Budget 2015 Highlights
A budget for the savers – Anyone would think a general election was around the corner?!
A very bullish Chancellor outlined the final budget of this parliament on the 19th March and not unsurprisingly, much was made of the improved and improving economic position.
Having analysed the detail, we have picked out below the key points we expect to impact on your clients financial objectives and pension planning:
- Widely leaked in the papers beforehand, the pension Lifetime Allowance (LA) is to fall once more from its current level of £1.25m to £1.00m from April 2016. Transitional protection for pension rights already over £1.00m will be introduced alongside this reduction to ensure the change is not retrospective.
With just 4% of pensioners potentially affected by this reduction, the Chancellor is working on the basis of most pensioners (and voters!) being unaffected, a defence against the opposition argument that the Tories favour the wealthy and a saving on tax relief payments to boot!

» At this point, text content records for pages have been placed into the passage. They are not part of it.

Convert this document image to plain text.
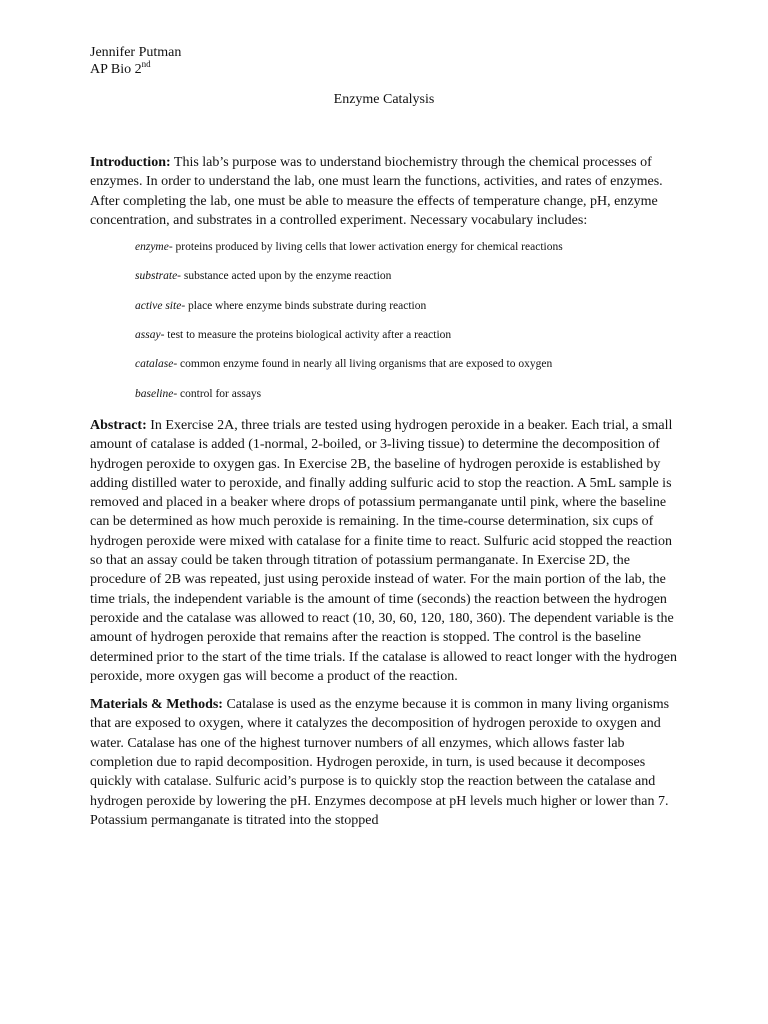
Jennifer Putman
AP Bio 2nd
Enzyme Catalysis

Introduction: This lab’s purpose was to understand biochemistry through the chemical processes of enzymes. In order to understand the lab, one must learn the functions, activities, and rates of enzymes. After completing the lab, one must be able to measure the effects of temperature change, pH, enzyme concentration, and substrates in a controlled experiment. Necessary vocabulary includes:

enzyme- proteins produced by living cells that lower activation energy for chemical reactions
substrate- substance acted upon by the enzyme reaction
active site- place where enzyme binds substrate during reaction
assay- test to measure the proteins biological activity after a reaction
catalase- common enzyme found in nearly all living organisms that are exposed to oxygen
baseline- control for assays

Abstract: In Exercise 2A, three trials are tested using hydrogen peroxide in a beaker. Each trial, a small amount of catalase is added (1-normal, 2-boiled, or 3-living tissue) to determine the decomposition of hydrogen peroxide to oxygen gas. In Exercise 2B, the baseline of hydrogen peroxide is established by adding distilled water to peroxide, and finally adding sulfuric acid to stop the reaction. A 5mL sample is removed and placed in a beaker where drops of potassium permanganate until pink, where the baseline can be determined as how much peroxide is remaining. In the time-course determination, six cups of hydrogen peroxide were mixed with catalase for a finite time to react. Sulfuric acid stopped the reaction so that an assay could be taken through titration of potassium permanganate. In Exercise 2D, the procedure of 2B was repeated, just using peroxide instead of water. For the main portion of the lab, the time trials, the independent variable is the amount of time (seconds) the reaction between the hydrogen peroxide and the catalase was allowed to react (10, 30, 60, 120, 180, 360). The dependent variable is the amount of hydrogen peroxide that remains after the reaction is stopped. The control is the baseline determined prior to the start of the time trials. If the catalase is allowed to react longer with the hydrogen peroxide, more oxygen gas will become a product of the reaction.

Materials & Methods: Catalase is used as the enzyme because it is common in many living organisms that are exposed to oxygen, where it catalyzes the decomposition of hydrogen peroxide to oxygen and water. Catalase has one of the highest turnover numbers of all enzymes, which allows faster lab completion due to rapid decomposition. Hydrogen peroxide, in turn, is used because it decomposes quickly with catalase. Sulfuric acid’s purpose is to quickly stop the reaction between the catalase and hydrogen peroxide by lowering the pH. Enzymes decompose at pH levels much higher or lower than 7. Potassium permanganate is titrated into the stopped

- The Lifetime Allowance will be indexed annually in line with CPI from 6 April 2018.
- There was no change to the Annual Allowance (AA) contribution level.
- Pension annuities unlocked from April 2016 – pensioners looking to sell annuities might have to receive financial advice before doing so. The government will enter into consultation with the Financial Conduct Authority (FCA) on how this might be achieved.
- ISA flexibility- Savers will keep tax benefits when they take money out and put them back in the same tax year. The government is also currently consulting on extending the list of ISA investments to include peer-to-peer loans offered through crowdfunding platforms.
- Help to Buy ISA (first time buyers only) – Every £200 saved leads to a Government top up of £50. Couples who are saving for a home together can each open an ISA and receive double the top-up. A maximum of £200 can be saved each month into the ISA and the total amount of government help that can be received is £3,000. The Chancellor said the average deposit needed to buy a home is £15,000 ‘so if you put in up to £12,000 – we’ll put in up to £3,000’.
- Personal Savings Allowance – Savers won’t have to pay any tax on interest on the first £1,000, or £500 for higher rate tax payers.